Go Back

VEGAN RAMEN SOUP AND HOMEMADE SOBA NOODLES

This type of broth is coming from Japan and is way tastier that the one you use to eat at the restaurant. It's easy, but the broth take approx. 50 min to reveal all the flavors.
Category Main Dish
Cuisine Japanese
Keyword Egg free, Plant-based, Vegan
Prep time 30 minutes
Cook time 1 hour
Total time 1 hour 30 minutes
Servings 2 bowls

INGREDIENTS

BROTH

  • 1 tbsp sesame oil
  • 3 garlic cloves chopped
  • 1 yellow onion, cut into big pieces
  • 1 piece ginger (approx. 4 cm)
  • 5 fresh shiitake mushrooms (or dried)
  • 1 big kombu piece
  • 6-7 cups vegetable stock
  • 2 tbsp tamari sauce (GF) or soy sauce
  • 1 ½ tbsp miso paste white or brown

TOPPING (1)

  • ½ broccoli, cut into florets and steamed
  • 4 baby bok choy
  • 1 green onion chopped
  • 1 tbsp sweet white miso
  • 1 tbsp tamari sauce
  • 1 small handful baby spinach
  • 1 package soba noodles (optional)

TOPPING (2)

  • Few asparagus, steamed
  • ½ red bell pepper, sliced and raw
  • 1 handfull of enokitake, raw
  • 1 large or 2 small zucchinis, spiralized
  • 1 pinch of sesame seeds, roasted

HOMEMADE SOBA/BUCKWHEAT NOODLES

  • 1 cup buckwheat flour
  • ¼ cup water
  • 1 large pinch salt

INSTRUCTIONS

BROTH

  • Take the kombu piece and let it soak for 10 minutes in water.
  • Prepare the broth (you'll need to cook it for approx. 1 hour for the flavors). Take a pot and add the sesame oil. Fry the onion and garlic for about 3 min, while stirring them occasionally.
  • Add the ginger pieces and mushrooms into the pot. Stir it well and add 6 cups of vegetable broth and the soaked kombu piece only. Let it cook for 5 min and then reduce the heat on medium heat. Let it simmer for about 50 minutes or even more. Place a lid on the pot. Add 1 more cup of vegetable broth if you cook it longer than 50 minutes. In the meantime, prepare the topping (1) and (2).
  • When the broth is ready, pour the broth through a sieve to remove the kombu, mushrooms and onions. Set aside the mushrooms for topping.
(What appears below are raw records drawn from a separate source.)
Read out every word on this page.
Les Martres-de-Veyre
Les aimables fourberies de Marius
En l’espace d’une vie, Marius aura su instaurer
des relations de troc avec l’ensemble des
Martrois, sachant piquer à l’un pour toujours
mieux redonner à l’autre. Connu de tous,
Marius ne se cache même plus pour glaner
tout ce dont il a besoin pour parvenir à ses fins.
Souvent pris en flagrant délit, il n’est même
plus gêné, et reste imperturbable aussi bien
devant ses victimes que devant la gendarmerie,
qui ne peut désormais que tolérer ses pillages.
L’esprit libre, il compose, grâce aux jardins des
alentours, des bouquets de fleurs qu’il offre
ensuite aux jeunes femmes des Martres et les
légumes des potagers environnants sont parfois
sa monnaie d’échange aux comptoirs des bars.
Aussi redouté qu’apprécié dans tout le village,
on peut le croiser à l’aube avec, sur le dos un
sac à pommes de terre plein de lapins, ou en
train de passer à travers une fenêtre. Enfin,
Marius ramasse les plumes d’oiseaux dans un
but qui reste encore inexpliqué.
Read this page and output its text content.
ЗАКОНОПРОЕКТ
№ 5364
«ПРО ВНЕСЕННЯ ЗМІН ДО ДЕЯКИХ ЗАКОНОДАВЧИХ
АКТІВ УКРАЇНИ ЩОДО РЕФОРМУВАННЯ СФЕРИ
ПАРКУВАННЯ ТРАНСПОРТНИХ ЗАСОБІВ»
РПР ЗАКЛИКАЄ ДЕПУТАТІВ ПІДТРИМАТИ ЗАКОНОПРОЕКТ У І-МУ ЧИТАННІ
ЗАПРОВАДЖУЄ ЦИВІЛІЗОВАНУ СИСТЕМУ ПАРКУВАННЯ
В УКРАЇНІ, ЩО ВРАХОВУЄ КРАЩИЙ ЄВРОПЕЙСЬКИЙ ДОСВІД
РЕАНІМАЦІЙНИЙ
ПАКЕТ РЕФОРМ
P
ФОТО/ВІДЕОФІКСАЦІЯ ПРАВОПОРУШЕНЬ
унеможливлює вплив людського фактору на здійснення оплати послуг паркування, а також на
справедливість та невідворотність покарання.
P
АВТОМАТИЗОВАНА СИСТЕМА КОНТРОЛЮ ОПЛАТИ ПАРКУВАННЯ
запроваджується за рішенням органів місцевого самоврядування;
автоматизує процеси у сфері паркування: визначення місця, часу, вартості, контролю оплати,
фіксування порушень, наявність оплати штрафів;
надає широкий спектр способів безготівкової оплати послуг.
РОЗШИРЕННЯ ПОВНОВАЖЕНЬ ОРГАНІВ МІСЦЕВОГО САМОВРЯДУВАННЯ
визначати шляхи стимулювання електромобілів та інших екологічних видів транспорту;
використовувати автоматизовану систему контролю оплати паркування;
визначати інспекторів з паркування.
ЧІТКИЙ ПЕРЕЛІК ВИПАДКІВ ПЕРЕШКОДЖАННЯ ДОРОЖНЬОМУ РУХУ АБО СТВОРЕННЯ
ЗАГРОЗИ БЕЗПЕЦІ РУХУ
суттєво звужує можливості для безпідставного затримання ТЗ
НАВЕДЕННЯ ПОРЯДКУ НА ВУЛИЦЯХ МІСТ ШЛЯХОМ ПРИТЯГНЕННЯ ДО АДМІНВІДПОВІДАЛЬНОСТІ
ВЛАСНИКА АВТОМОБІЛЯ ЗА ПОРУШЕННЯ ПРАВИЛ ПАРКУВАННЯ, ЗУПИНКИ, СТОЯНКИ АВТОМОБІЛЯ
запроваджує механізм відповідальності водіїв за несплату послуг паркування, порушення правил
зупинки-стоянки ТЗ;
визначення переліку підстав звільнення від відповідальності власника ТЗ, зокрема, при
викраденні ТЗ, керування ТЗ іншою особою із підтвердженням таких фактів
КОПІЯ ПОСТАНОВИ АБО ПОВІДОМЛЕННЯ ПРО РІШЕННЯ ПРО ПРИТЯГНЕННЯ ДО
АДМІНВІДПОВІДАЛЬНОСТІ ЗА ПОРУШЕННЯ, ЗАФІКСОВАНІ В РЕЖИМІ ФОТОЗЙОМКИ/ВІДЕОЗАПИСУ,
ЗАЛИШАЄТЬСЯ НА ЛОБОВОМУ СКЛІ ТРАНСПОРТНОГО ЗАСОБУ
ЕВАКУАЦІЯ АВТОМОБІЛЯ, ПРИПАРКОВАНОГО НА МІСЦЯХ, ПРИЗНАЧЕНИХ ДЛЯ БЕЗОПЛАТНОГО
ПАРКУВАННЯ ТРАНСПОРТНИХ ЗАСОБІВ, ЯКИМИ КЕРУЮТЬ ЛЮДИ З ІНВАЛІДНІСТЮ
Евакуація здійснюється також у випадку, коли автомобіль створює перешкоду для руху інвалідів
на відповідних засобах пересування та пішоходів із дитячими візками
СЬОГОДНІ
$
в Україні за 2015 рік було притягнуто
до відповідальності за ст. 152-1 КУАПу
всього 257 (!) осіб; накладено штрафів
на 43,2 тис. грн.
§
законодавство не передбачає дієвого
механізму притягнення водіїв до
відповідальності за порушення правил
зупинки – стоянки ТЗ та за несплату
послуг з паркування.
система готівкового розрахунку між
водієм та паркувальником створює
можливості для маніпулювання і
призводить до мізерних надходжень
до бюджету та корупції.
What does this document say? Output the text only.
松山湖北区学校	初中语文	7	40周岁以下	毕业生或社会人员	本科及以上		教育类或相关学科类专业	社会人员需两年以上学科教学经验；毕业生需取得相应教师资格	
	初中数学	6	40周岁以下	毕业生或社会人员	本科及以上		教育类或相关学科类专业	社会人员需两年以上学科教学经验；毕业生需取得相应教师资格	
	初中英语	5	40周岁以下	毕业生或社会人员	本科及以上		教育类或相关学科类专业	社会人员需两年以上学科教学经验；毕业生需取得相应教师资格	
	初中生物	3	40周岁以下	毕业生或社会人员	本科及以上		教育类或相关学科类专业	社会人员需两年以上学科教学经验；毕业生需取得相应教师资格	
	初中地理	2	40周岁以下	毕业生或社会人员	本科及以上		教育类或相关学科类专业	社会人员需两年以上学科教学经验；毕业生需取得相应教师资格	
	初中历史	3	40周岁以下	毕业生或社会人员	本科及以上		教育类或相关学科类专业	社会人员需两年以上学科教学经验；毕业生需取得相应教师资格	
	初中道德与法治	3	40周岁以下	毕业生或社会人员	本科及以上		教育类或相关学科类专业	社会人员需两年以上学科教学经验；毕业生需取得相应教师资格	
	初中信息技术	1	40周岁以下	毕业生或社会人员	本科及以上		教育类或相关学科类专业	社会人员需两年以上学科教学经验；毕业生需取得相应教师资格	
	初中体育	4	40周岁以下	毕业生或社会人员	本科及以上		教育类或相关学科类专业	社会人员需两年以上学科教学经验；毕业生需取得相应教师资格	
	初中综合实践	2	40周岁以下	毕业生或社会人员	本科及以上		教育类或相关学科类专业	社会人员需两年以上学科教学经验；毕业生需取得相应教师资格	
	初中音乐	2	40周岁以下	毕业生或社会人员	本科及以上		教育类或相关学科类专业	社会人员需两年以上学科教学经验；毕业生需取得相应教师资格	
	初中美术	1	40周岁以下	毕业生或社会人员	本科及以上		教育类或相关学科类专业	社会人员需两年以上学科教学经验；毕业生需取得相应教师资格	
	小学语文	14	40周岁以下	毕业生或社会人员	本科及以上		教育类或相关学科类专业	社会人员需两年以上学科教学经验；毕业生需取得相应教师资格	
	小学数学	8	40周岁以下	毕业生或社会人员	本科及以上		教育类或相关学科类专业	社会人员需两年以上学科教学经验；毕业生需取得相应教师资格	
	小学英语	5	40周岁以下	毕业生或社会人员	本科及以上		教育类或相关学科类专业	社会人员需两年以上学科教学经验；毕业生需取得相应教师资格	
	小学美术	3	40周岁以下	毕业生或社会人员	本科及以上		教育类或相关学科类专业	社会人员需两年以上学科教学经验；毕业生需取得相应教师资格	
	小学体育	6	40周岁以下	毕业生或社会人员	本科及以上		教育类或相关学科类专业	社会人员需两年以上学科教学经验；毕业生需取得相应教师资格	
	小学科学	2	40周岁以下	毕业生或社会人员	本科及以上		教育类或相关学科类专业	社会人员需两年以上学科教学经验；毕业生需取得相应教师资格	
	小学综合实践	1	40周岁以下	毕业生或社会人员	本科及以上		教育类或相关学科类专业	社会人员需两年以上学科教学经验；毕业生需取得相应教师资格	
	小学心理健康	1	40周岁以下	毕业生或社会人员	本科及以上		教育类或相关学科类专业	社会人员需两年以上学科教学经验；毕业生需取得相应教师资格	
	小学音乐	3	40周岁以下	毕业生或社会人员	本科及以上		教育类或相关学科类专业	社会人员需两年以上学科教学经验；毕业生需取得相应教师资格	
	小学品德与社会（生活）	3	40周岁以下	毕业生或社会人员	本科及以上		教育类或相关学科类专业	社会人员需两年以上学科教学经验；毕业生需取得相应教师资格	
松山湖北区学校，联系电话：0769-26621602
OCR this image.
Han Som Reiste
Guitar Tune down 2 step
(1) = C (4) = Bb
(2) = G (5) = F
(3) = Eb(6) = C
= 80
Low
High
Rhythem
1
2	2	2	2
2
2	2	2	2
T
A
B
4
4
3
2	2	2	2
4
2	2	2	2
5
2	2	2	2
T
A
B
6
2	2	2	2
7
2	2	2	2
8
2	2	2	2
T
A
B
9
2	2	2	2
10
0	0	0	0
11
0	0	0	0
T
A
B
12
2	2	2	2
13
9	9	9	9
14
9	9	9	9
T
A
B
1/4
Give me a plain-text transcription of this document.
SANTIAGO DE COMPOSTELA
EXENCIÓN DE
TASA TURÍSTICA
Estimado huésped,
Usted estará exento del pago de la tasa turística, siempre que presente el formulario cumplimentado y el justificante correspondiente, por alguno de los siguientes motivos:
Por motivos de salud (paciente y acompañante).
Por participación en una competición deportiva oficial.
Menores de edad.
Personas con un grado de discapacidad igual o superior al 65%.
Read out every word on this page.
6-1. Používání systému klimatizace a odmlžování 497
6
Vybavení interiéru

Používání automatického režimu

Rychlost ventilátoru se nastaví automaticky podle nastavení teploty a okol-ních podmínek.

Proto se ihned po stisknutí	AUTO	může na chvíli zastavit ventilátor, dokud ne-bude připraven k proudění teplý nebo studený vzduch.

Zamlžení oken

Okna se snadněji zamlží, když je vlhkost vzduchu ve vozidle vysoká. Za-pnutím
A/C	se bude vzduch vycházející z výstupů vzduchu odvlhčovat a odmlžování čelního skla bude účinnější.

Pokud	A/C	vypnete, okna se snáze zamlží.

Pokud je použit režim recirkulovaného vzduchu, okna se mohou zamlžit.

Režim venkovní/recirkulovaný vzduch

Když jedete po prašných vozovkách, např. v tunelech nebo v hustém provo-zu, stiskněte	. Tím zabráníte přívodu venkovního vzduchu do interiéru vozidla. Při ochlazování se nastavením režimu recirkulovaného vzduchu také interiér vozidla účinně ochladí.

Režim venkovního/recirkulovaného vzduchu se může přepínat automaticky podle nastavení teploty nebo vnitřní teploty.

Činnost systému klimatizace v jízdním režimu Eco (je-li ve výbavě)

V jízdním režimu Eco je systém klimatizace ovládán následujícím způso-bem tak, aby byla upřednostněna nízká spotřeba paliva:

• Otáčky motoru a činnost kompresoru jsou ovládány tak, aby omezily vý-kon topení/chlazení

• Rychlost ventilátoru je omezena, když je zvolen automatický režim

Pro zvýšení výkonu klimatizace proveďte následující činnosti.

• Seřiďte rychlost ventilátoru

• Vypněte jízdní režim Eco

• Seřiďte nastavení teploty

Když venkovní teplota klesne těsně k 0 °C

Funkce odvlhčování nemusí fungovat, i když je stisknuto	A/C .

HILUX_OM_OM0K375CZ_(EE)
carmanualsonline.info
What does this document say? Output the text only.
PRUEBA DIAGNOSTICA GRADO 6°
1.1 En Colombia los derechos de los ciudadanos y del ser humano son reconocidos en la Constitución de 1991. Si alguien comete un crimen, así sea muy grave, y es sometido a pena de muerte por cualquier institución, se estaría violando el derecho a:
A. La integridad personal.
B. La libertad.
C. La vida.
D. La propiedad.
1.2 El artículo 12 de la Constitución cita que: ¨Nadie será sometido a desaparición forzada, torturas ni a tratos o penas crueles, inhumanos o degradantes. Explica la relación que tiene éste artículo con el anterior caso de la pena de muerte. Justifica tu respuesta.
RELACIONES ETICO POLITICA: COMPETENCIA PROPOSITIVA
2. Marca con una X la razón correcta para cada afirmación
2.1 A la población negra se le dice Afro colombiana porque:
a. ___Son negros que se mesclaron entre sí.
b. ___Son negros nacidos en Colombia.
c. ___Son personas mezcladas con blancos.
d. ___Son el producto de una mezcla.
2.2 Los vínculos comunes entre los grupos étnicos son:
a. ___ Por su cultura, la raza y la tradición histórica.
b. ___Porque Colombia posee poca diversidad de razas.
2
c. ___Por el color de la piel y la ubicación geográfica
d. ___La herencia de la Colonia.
Place the pot back on the cooker with the broth only. Reduce the heat to minimum and add the soy sauce and the miso (*). Stir everything thoroughly. The broth can be use immediately or refrigerated or frozen.

TOPPING (1) - (2)

  • Wash and cut the broccoli and asparagus. Steam it for about 5 mins.
  • For the baby bok choy, mix the soy sauce and the sweet miso sauce in a tiny bowl and marinate the baby bok choy with the mixture. Take an iron skillet or a pan, add a tiny bit of sesame oil and fry the baby bok choy and later on the spring onion in the same skillet or pan.
  • Cook your soba noodles according to instructions or spiralize 1 big zucchini. You can add the spiralized zucchini raw to the ramen or steam them for about 1-2 minutes (not longer).

MAKE THE RAMEN BOWLS

  • Take two large bowls, pour in 2-3 ladles of broth and top it with the ingredients you've prepared. Sprinkle everything with some sesame seeds or Nori sprinkles.

HOMEMADE SOBA/BUCKWHEAT NOODLES (optional)

  • Count an extra 45 minutes to prepare the noodles. Simply mix the 3 ingredients together and knead the dough very well. Check out if you need to add a tiny bit more water. If so, add it very thoroughly as the dough needs to be very dry and not too wet.
  • Take a small plastic bag (the ones you use for the freezer). Put the dough into the plastic bag and roll it out into an approximate rectangular shape. You have to press a little bit as the dough is not very easy to roll.
  • Remove the dough from the bag. Take a sharp knive and try to cut very thin slices of the dough. These will be your noodles. Continue until your dough is finished.
  • Boil a large pot of water. Add a pinch of salt and cook the noodles for 3-4 minutes. Take them out, place them in a sieve and add them to your bowl(s).

Notes & Tips

*Remember that miso is fermented and looses his healthy benefits, if you heat it too much.